To have a claim, you will need to satisfy a number of legal requirements through evidence. You will need to be able to show the practitioner was negligent and at fault, and that their actions fell below the standard expected of individuals in that position. You will then need to show that the negligence directly resulted in harm, loss or injury to you.
It will not be enough that treatment failed or was not a success. Similarly, it is not enough that something ‘went wrong’ – you have to show that you suffered harm as a direct result of that negligence.
Strict timeframes apply to clinical negligence cases. A claim for clinical negligence has to be made within three years of when the incident / treatment took place or when you first became aware that you had suffered a resulting illness or injury.
Can I claim on behalf of someone else?
You can make a claim on behalf of a child or someone who is incapacitated if you are their next of kin.
If the claim is for a child, the three-year time limit doesn’t come into effect until they reach their 18th birthday.
If the claim involves someone who is incapacitated because of a mental disability, the three-year time limit doesn’t start until (and if) they recover.
You may also be able to make a claim if you are the next of kin of someone who has died. If the person you are claiming for has passed away, the timeframe for bringing a claim is three years from the date of their death. If the person dies whilst the claim is ongoing, you have three years from the date they passed away to continue with the claim.
What evidence will be needed?
The burden is on you, the claimant, to prove that there has been negligence and that you have suffered as a result.
The evidence will need to prove that:
- That the healthcare professional owed a duty of care to you not to cause injury
- There was a duty of care breach
- That the breach of duty of care has caused you harm
- Damages and other losses (such as loss of earnings) have resulted from the harm caused by the breach of care
Your solicitor will lead on sourcing and collating the required evidence and presenting it as part of your claim.
The most challenging area of evidence in clinical negligence claims is typically proving that the negligence directly caused the harm – and that the harm was not for example as a result of an underlying condition.

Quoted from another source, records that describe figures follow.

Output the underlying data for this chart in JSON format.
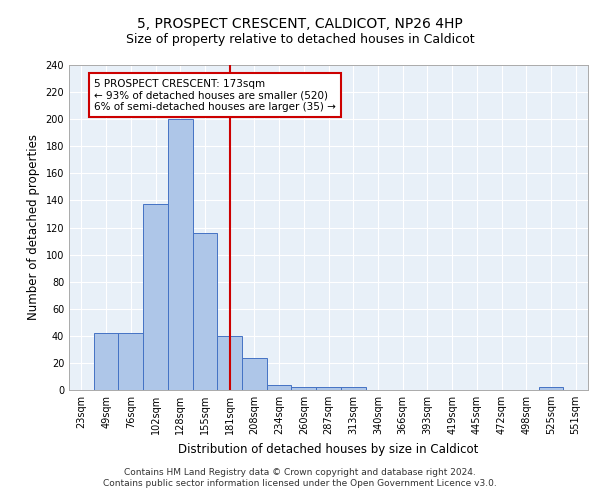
{
  "title": "5, PROSPECT CRESCENT, CALDICOT, NP26 4HP",
  "subtitle": "Size of property relative to detached houses in Caldicot",
  "xlabel": "Distribution of detached houses by size in Caldicot",
  "ylabel": "Number of detached properties",
  "bin_labels": [
    "23sqm",
    "49sqm",
    "76sqm",
    "102sqm",
    "128sqm",
    "155sqm",
    "181sqm",
    "208sqm",
    "234sqm",
    "260sqm",
    "287sqm",
    "313sqm",
    "340sqm",
    "366sqm",
    "393sqm",
    "419sqm",
    "445sqm",
    "472sqm",
    "498sqm",
    "525sqm",
    "551sqm"
  ],
  "bar_heights": [
    0,
    42,
    42,
    137,
    200,
    116,
    40,
    24,
    4,
    2,
    2,
    2,
    0,
    0,
    0,
    0,
    0,
    0,
    0,
    2,
    0
  ],
  "bar_color": "#aec6e8",
  "bar_edge_color": "#4472c4",
  "vline_x_index": 6,
  "vline_color": "#cc0000",
  "annotation_text": "5 PROSPECT CRESCENT: 173sqm\n← 93% of detached houses are smaller (520)\n6% of semi-detached houses are larger (35) →",
  "annotation_box_color": "#ffffff",
  "annotation_box_edge": "#cc0000",
  "ylim": [
    0,
    240
  ],
  "yticks": [
    0,
    20,
    40,
    60,
    80,
    100,
    120,
    140,
    160,
    180,
    200,
    220,
    240
  ],
  "footer_line1": "Contains HM Land Registry data © Crown copyright and database right 2024.",
  "footer_line2": "Contains public sector information licensed under the Open Government Licence v3.0.",
  "background_color": "#e8f0f8",
  "title_fontsize": 10,
  "subtitle_fontsize": 9,
  "ylabel_fontsize": 8.5,
  "xlabel_fontsize": 8.5,
  "tick_fontsize": 7,
  "annotation_fontsize": 7.5,
  "footer_fontsize": 6.5
}
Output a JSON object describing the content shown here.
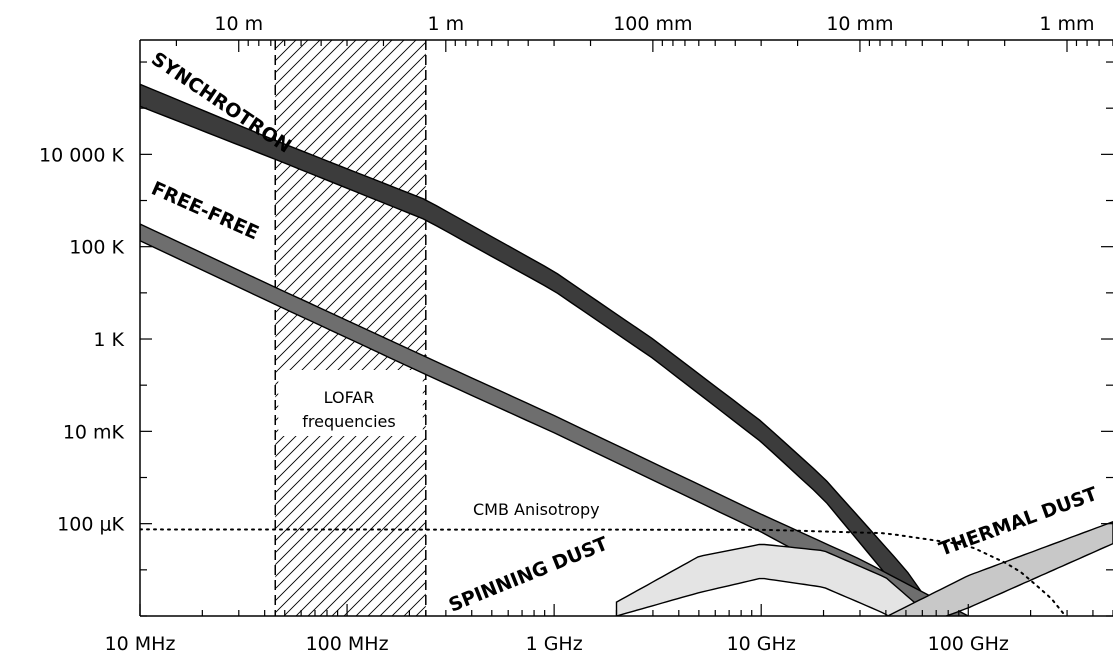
{
  "chart_data": {
    "type": "area",
    "x_axis": {
      "scale": "log",
      "unit": "Hz",
      "range": [
        10000000,
        500000000000
      ],
      "tick_labels": [
        {
          "value": 10000000,
          "label": "10 MHz"
        },
        {
          "value": 100000000,
          "label": "100 MHz"
        },
        {
          "value": 1000000000,
          "label": "1 GHz"
        },
        {
          "value": 10000000000,
          "label": "10 GHz"
        },
        {
          "value": 100000000000,
          "label": "100 GHz"
        }
      ]
    },
    "top_axis": {
      "scale": "log",
      "quantity": "wavelength",
      "tick_labels": [
        {
          "value_m": 10,
          "label": "10 m"
        },
        {
          "value_m": 1,
          "label": "1 m"
        },
        {
          "value_m": 0.1,
          "label": "100 mm"
        },
        {
          "value_m": 0.01,
          "label": "10 mm"
        },
        {
          "value_m": 0.001,
          "label": "1 mm"
        }
      ]
    },
    "y_axis": {
      "scale": "log",
      "unit": "K",
      "range": [
        1e-06,
        3000000
      ],
      "tick_labels": [
        {
          "value": 10000,
          "label": "10 000 K"
        },
        {
          "value": 100,
          "label": "100 K"
        },
        {
          "value": 1,
          "label": "1 K"
        },
        {
          "value": 0.01,
          "label": "10 mK"
        },
        {
          "value": 0.0001,
          "label": "100 μK"
        }
      ]
    },
    "grid": false,
    "shaded_region": {
      "label": "LOFAR frequencies",
      "x_range": [
        45000000,
        240000000
      ]
    },
    "series": [
      {
        "name": "SYNCHROTRON",
        "color": "#3c3c3c",
        "points": [
          {
            "x": 10000000,
            "lo": 110000,
            "hi": 330000
          },
          {
            "x": 45000000,
            "lo": 7800,
            "hi": 20000
          },
          {
            "x": 240000000,
            "lo": 380,
            "hi": 1040
          },
          {
            "x": 1000000000,
            "lo": 11,
            "hi": 29
          },
          {
            "x": 3000000000,
            "lo": 0.38,
            "hi": 1.0
          },
          {
            "x": 10000000000,
            "lo": 0.0059,
            "hi": 0.0165
          },
          {
            "x": 20000000000,
            "lo": 0.00034,
            "hi": 0.001
          },
          {
            "x": 50000000000,
            "lo": 2.4e-06,
            "hi": 1e-05
          },
          {
            "x": 80000000000,
            "lo": 1e-07,
            "hi": 5e-07
          }
        ]
      },
      {
        "name": "FREE-FREE",
        "color": "#6e6e6e",
        "points": [
          {
            "x": 10000000,
            "lo": 135,
            "hi": 310
          },
          {
            "x": 45000000,
            "lo": 5.6,
            "hi": 13.2
          },
          {
            "x": 240000000,
            "lo": 0.17,
            "hi": 0.41
          },
          {
            "x": 1000000000,
            "lo": 0.0093,
            "hi": 0.022
          },
          {
            "x": 10000000000,
            "lo": 6.6e-05,
            "hi": 0.00016
          },
          {
            "x": 30000000000,
            "lo": 4.6e-06,
            "hi": 1.7e-05
          },
          {
            "x": 100000000000,
            "lo": 2e-07,
            "hi": 1e-06
          }
        ]
      },
      {
        "name": "SPINNING DUST",
        "color": "#e4e4e4",
        "points": [
          {
            "x": 2000000000,
            "lo": 1e-06,
            "hi": 2e-06
          },
          {
            "x": 5000000000,
            "lo": 3.2e-06,
            "hi": 1.95e-05
          },
          {
            "x": 10000000000,
            "lo": 6.6e-06,
            "hi": 3.6e-05
          },
          {
            "x": 20000000000,
            "lo": 4.2e-06,
            "hi": 2.6e-05
          },
          {
            "x": 40000000000,
            "lo": 1.1e-06,
            "hi": 6.8e-06
          },
          {
            "x": 60000000000,
            "lo": 2e-07,
            "hi": 1.4e-06
          }
        ]
      },
      {
        "name": "THERMAL DUST",
        "color": "#c8c8c8",
        "points": [
          {
            "x": 30000000000,
            "lo": 2e-07,
            "hi": 5e-07
          },
          {
            "x": 100000000000,
            "lo": 1.5e-06,
            "hi": 7.5e-06
          },
          {
            "x": 500000000000,
            "lo": 3.7e-05,
            "hi": 0.00011
          }
        ]
      },
      {
        "name": "CMB Anisotropy",
        "style": "dotted",
        "points": [
          {
            "x": 10000000,
            "y": 7.5e-05
          },
          {
            "x": 10000000000,
            "y": 7.4e-05
          },
          {
            "x": 40000000000,
            "y": 6.2e-05
          },
          {
            "x": 100000000000,
            "y": 3.4e-05
          },
          {
            "x": 170000000000,
            "y": 1.1e-05
          },
          {
            "x": 250000000000,
            "y": 2.5e-06
          },
          {
            "x": 300000000000,
            "y": 9e-07
          }
        ]
      }
    ]
  }
}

This will require your solicitor to take advice from medical experts specialising in the field of your injury, taking into account your medical history, the events surrounding the negligence and your subsequent health condition.
How much compensation could I expect?
As part of your claim, you will need to provide a schedule detailing losses and costs that you are seeking to recover. The value of a clinical negligence claim will however ultimately be determined by the court on the facts of each case. Factors that will be considered include the severity of the negligence, the nature of the injury, any your loss of earnings and impact on future care needs earnings.
How long does a claim take?
You should expect your clinical negligence claim to take from 18 months for more straight-forward cases to over 3 years for complex claims. The timeframe will be largely determined by the defendant’s strategy (whether for example they accept liability but are challenging resulting injury) or and the complexity of the claim.
Why take legal advice from an experienced clinical negligence solicitor?
The impact of clinical negligence can be long lasting and may impact on your personal life and your ability to work and provide for your family.
But proving clinical negligence can be difficult, demanding both legal and medical knowledge and insight to build the evidence that proves your case.
This is where the advice and guidance of an experienced legal professional will greatly benefit your claim. They can advise initially on the merits of your claim, and where you do have a claim, guide and support you through the legal process.